K.B.: Tout ce que je vois et tout ce que j’entends me fait répondre que oui.

swissinfo: Mais la Suisse discute libre-échange en solitaire avec la Chine, le Japon, les Etats-Unis. Ne va-t-on pas vers un abandon progressif de l’AELE?

K.B.: Non, je ne crois pas. La Chine est un cas spécial, la Norvège négocie bilatéralement depuis un an avec elle, comme le fait l’Islande. Le Japon est aussi un cas particulier. Mais cela n’affecte en rien les 17 autres accords. La coopération par le biais de l’AELE n’est pas une obligation mais une possibilité utilisée lorsque ses membres et leurs partenaires en voient l’utilité.
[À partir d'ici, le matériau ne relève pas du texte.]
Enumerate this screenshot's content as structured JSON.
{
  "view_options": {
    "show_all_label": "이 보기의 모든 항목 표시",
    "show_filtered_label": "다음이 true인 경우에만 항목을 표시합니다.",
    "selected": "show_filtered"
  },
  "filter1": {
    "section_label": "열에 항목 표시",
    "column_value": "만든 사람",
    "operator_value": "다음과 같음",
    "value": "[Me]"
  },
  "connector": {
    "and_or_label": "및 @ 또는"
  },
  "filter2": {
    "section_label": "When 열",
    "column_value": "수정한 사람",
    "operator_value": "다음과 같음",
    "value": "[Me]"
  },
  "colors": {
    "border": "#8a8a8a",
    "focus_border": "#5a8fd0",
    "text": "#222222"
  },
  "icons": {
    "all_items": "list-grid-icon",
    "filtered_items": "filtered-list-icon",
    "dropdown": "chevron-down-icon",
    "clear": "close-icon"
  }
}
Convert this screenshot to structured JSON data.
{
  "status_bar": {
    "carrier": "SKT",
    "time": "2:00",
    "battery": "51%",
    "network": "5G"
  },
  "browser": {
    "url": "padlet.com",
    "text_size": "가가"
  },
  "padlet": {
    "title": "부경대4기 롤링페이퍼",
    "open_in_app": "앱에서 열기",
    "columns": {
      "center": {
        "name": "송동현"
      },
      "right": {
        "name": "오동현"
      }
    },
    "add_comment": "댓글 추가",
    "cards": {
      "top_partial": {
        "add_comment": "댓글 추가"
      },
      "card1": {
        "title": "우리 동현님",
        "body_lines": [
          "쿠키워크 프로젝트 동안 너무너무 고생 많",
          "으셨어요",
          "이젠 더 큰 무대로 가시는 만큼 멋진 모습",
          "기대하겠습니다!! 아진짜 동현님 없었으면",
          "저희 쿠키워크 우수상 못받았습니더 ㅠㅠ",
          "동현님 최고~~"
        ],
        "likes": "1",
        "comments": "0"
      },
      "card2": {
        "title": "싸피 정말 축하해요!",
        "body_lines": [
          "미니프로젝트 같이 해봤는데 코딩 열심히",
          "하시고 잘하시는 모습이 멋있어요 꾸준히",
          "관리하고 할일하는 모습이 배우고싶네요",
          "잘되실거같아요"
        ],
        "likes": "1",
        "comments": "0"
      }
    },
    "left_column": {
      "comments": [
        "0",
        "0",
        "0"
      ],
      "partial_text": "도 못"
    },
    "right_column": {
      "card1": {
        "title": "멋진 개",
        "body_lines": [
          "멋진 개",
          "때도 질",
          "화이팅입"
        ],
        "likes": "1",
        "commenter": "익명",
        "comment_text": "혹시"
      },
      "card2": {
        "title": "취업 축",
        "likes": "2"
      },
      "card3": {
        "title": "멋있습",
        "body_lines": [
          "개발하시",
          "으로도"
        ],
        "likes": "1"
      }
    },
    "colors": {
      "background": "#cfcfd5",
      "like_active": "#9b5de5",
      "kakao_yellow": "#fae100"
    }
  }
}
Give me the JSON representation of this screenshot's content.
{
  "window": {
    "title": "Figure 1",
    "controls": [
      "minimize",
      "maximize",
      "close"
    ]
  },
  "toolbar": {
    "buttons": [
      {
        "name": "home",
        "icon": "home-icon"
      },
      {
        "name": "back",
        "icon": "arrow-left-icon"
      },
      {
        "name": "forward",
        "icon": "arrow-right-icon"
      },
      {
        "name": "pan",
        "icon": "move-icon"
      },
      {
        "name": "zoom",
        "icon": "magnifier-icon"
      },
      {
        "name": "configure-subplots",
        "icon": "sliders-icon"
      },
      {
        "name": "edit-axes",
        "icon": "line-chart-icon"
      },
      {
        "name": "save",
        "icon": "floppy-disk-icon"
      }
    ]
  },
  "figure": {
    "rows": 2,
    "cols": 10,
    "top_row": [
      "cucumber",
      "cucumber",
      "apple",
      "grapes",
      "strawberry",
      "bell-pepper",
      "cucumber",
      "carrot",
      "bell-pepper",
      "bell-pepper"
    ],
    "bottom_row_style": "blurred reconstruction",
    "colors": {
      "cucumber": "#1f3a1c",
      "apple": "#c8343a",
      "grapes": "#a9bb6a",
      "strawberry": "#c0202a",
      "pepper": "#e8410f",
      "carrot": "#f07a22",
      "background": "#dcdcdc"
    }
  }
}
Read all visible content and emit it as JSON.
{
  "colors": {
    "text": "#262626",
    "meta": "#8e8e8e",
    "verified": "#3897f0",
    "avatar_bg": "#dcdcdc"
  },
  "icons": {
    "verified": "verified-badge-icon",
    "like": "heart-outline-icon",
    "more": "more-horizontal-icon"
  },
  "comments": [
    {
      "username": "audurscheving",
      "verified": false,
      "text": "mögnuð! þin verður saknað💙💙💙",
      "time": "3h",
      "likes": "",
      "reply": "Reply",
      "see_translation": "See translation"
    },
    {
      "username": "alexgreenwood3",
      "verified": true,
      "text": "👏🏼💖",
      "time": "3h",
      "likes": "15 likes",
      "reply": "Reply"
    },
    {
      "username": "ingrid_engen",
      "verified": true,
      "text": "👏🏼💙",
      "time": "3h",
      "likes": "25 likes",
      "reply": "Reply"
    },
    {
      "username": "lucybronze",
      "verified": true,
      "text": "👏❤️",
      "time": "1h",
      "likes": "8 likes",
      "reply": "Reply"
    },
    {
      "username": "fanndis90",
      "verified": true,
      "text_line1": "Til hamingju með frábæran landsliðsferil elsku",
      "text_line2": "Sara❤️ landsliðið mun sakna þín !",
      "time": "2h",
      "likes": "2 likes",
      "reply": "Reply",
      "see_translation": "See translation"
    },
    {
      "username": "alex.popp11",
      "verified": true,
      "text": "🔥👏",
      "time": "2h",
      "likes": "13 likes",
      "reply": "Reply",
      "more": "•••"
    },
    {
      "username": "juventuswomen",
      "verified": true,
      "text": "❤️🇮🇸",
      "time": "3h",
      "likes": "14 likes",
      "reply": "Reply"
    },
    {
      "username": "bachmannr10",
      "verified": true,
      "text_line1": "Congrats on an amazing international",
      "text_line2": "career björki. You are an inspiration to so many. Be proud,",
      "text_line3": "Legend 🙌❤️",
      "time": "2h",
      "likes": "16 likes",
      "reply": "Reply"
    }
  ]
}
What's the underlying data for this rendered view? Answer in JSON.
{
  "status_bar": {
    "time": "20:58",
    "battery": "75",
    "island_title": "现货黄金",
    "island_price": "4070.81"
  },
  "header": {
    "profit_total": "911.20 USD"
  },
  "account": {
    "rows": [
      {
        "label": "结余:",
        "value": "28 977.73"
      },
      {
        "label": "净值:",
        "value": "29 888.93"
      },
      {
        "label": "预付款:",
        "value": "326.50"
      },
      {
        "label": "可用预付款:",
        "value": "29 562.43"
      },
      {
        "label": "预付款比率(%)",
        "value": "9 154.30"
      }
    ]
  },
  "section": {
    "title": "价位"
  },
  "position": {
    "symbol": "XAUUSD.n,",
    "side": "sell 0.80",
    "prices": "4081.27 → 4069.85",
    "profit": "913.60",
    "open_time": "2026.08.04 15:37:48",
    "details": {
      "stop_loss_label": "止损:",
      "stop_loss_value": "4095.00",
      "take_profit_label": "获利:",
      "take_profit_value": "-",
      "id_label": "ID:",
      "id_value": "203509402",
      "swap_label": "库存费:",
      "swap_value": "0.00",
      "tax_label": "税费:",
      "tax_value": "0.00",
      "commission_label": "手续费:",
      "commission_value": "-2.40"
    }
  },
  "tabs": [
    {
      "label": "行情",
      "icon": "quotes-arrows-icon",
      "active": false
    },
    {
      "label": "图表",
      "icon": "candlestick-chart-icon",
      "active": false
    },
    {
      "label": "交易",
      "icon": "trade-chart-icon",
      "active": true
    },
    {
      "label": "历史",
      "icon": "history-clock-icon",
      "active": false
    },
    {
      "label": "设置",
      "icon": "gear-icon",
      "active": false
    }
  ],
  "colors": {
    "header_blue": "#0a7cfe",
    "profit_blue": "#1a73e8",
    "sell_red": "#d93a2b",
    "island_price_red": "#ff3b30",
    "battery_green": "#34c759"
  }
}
Notamment en termes de capacités. Tout ceci tient avant tout d’une façon pragmatique d’opérer.

swissinfo: A deux petits pays face à la grande Union européenne, l’EEE résisterait-il, lui, au départ de l’Islande?

K.B.: A nouveau, le partant éventuel n’est pas un grand pays mais un partenaire junior. Le versant institutionnel développé pour l’EEE est très complexe. Il pourrait être question de revoir cette organisation si l’EEE ne concerne plus que deux pays. Mais je ne pense pas que la substance [les accords et autres décisions] en sera affectée.

Les signaux venant de l’Union européenne nous disent la même chose. Le cas islandais ne doit pas affecter la substance de l’accord. Que la Norvège et le Liechtenstein poursuivent à deux peut paraître étrange, mais c’est un résultat de l’histoire.

swissinfo: En Suisse, la question européenne refait progressivement surface. Un changement de statut de l’Islande ne serait-il pas l’occasion pour les trois membres restants de l’AELE de simplifier ensemble leur relation avec l’UE?

K.B.: Il s’agit d’une question politique très complexe. Elle n’est pas facile à traiter en Suisse. Elle est au moins aussi compliquée en Norvège. Il est peu probable que les partis politiques norvégiens proposent l’adhésion à l’Union européenne. L’opinion publique y est opposée depuis plusieurs années. Je n’y crois pas dans un avenir proche.

swissinfo: Mais n’y aurait-t-il pas moyen de simplifier cette architecture européenne si compliquée?

K.B.: Techniquement, la chose serait tout à fait possible. Est-elle possible politiquement? C’est la question. Je ne suis pas certain de ce qu’en diraient les peuples suisse et norvégien. La réalité politique étant ce qu’elle est, à vues humaines, il est difficile d’envisager de grands changements dans cette architecture.